Friday 22 February 2013

TAXMEN BULLY THE MIDGETS

NOT DEAD YET
I arise from four days laid in my sick bed, struck down by flu or simply by advancing age, to comment on reports that the British tax-collectors, HMRC, have recently published lists of local small businesses who are not paying what they owe. Media reports say these include plumbers, pubs, hauliers and shopkeepers.

While we can only applaud the innovative use of naming and shaming to reduce collection costs, it has little effect on national economies whether a local haulier hangs on to $100,000 and uses it to pay his diesel bills, but manages to stay in business and employ some drivers, or if the local tax-collector gets the money, hands it to the Treasury and uses it to pay the pensions of meritorious civil-servants who retired at fifty-five - and, we all sincerely hope, will live in good health and on full pension until they are ninety-five. Either way, the money circulates within the source-nation and lubricates the economy.

What does make a huge difference to national economies is claw-back of tax and capital from offshore. 

When Multinational Rippers Inc, sells gadgets or services to our consumers who part with their after-tax earnings, on our high streets, and makes $2 billion profits every year; to evade $400 million in tax they create false invoices from their false tax-haven companies for the whole $2 billion; the nice, friendly IRS or HMRC or equivalent agency grant tax-relief on  the clearly fraudulent claims, losing $400 million in tax collections; the friendly auditors (the Big 4) pompously approve the false accounts; and Multinational Rippers Inc pay the invoices, via the Big Banks - siphoning out $2 billion in liquidity.  $21 trillion (70 million jobs) has been gouged out of OECD countries - and it grows by $1 trillion a year.

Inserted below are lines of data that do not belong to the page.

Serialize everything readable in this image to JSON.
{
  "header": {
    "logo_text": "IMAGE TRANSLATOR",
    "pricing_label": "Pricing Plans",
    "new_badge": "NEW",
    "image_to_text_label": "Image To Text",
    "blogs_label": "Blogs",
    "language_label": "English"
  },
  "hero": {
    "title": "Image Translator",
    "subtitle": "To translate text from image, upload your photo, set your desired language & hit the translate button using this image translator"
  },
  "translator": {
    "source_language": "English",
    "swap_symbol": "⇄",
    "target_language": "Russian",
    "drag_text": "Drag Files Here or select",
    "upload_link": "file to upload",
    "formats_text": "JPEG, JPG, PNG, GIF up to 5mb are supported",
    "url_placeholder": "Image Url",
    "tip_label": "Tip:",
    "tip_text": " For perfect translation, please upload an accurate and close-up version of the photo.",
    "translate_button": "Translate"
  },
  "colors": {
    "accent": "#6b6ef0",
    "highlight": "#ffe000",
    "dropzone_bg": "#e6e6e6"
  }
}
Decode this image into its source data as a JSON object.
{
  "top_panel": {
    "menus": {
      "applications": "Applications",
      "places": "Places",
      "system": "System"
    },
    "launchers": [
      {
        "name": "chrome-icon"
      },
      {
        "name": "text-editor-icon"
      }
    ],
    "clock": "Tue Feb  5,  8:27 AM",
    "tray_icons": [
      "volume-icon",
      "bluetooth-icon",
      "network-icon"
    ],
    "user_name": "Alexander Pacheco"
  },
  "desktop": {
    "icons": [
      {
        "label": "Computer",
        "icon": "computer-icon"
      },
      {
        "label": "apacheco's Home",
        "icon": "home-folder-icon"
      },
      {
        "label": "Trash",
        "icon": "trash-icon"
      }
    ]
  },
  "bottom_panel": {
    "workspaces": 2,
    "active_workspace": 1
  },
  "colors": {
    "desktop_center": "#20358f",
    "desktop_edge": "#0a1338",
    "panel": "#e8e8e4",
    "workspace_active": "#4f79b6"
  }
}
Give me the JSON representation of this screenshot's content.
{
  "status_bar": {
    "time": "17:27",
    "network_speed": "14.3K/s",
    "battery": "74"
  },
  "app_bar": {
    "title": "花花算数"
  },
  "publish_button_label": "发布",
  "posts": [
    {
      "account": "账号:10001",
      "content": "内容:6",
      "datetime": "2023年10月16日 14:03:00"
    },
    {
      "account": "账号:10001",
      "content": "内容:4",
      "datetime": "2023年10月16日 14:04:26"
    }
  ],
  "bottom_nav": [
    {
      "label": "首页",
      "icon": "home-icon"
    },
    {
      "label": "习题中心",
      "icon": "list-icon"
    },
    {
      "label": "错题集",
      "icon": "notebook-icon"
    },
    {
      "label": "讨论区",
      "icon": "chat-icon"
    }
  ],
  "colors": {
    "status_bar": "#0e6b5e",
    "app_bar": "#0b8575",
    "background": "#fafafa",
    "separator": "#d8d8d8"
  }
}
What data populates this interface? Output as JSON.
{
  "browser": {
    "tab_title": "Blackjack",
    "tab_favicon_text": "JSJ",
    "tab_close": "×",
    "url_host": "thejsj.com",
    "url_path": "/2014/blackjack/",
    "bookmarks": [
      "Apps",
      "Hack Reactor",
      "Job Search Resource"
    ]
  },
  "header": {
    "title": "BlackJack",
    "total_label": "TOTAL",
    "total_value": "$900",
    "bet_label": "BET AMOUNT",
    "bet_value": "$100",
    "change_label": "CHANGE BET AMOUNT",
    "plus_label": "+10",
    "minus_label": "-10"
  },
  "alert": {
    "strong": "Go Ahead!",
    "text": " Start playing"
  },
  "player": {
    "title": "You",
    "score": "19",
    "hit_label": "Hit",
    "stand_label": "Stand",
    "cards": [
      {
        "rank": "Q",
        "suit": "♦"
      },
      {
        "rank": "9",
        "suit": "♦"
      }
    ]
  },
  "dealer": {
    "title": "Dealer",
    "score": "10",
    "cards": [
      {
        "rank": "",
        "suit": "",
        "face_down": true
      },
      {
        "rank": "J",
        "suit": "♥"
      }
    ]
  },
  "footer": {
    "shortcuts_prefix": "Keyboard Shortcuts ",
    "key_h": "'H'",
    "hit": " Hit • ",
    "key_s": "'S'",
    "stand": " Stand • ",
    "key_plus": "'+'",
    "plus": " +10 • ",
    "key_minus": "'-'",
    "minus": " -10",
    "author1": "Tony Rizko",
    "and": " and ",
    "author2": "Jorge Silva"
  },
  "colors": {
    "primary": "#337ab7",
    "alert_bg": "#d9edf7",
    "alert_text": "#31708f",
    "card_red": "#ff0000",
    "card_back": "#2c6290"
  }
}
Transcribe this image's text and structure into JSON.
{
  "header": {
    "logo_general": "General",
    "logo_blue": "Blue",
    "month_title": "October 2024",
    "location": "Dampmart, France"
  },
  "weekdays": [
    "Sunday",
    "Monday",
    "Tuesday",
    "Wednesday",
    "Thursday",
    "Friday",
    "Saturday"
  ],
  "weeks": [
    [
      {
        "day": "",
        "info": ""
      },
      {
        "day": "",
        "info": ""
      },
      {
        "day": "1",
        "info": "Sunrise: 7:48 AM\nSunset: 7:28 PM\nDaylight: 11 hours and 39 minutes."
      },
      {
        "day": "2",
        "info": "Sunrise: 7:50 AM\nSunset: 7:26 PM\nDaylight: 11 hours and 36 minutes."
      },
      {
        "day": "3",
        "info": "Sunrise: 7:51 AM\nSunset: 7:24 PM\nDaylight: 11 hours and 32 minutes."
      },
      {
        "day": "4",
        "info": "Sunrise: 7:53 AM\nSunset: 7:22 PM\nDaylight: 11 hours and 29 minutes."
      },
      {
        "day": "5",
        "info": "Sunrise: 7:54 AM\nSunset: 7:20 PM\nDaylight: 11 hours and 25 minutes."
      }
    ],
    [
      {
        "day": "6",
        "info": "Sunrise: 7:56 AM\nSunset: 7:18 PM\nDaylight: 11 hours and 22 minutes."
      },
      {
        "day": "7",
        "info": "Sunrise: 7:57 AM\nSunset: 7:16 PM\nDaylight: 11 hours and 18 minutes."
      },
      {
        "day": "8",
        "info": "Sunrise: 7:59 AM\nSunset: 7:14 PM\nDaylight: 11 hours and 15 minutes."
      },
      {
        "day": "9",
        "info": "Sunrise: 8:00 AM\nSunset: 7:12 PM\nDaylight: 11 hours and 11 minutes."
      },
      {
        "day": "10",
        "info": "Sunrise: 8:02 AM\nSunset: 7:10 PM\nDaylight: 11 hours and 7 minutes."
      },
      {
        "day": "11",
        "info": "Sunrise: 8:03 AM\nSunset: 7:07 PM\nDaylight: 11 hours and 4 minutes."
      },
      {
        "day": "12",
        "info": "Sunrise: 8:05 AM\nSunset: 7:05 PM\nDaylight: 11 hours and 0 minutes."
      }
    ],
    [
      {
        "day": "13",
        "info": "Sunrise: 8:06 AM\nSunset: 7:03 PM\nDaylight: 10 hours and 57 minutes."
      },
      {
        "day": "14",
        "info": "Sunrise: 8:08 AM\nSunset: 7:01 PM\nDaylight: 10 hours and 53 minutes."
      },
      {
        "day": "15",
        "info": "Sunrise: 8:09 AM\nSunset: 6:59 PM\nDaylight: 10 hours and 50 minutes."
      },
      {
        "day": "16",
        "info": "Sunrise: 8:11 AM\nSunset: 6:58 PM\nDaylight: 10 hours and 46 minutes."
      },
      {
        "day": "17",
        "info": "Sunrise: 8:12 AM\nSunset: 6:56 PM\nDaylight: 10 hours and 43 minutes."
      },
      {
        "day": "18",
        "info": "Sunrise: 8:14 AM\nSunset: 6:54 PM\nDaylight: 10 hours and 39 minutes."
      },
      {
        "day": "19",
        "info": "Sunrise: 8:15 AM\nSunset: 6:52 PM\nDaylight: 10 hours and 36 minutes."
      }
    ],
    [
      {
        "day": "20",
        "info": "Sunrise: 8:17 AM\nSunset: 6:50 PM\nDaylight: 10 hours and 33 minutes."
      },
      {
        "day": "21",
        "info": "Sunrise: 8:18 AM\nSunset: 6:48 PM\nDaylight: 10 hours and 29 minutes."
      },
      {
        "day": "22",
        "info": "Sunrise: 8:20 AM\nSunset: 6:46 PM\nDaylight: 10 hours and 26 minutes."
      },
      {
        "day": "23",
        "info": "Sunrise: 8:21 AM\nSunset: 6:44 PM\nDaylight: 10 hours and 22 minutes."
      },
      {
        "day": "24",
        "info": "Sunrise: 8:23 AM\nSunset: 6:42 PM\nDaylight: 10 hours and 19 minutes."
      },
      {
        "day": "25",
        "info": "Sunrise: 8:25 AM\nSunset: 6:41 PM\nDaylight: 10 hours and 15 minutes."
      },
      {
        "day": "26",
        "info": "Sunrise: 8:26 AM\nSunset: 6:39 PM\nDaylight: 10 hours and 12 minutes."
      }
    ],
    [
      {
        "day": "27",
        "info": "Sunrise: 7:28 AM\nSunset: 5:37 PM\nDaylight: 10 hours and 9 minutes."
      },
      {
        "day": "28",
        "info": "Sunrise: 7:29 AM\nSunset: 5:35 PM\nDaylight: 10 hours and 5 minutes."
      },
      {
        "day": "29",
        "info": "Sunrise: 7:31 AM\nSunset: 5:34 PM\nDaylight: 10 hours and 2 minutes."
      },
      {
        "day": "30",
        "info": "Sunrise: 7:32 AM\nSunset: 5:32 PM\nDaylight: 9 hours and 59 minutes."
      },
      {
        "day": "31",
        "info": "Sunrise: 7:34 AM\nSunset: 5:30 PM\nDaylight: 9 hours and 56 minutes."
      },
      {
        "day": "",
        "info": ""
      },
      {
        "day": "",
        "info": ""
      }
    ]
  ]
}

This way, the money leaves the economy, is frozen in tax-havens and sucks out all the liquidity - until all the economies die.

Russia reports they lose 2.5% of their GDP to illegal tax-havens siphons. My calculations show that the OECD countries have lost 1% of their GDP for the last 30 years, which is sitting in tax-havens. We need it badly in our economies. Are the worlds' tax collectors too timid to reverse the past tax-relief granted on funny-money, false accounting invoices and contracts, and claw it back?

It is probably best for timid tax men to beat-up the defenseless self-employed. Hit the little guys who can't hit back. "What $21 trillion, Where?" 

(I now retire to my uneasy resting place and original soil. But - I'll be back!)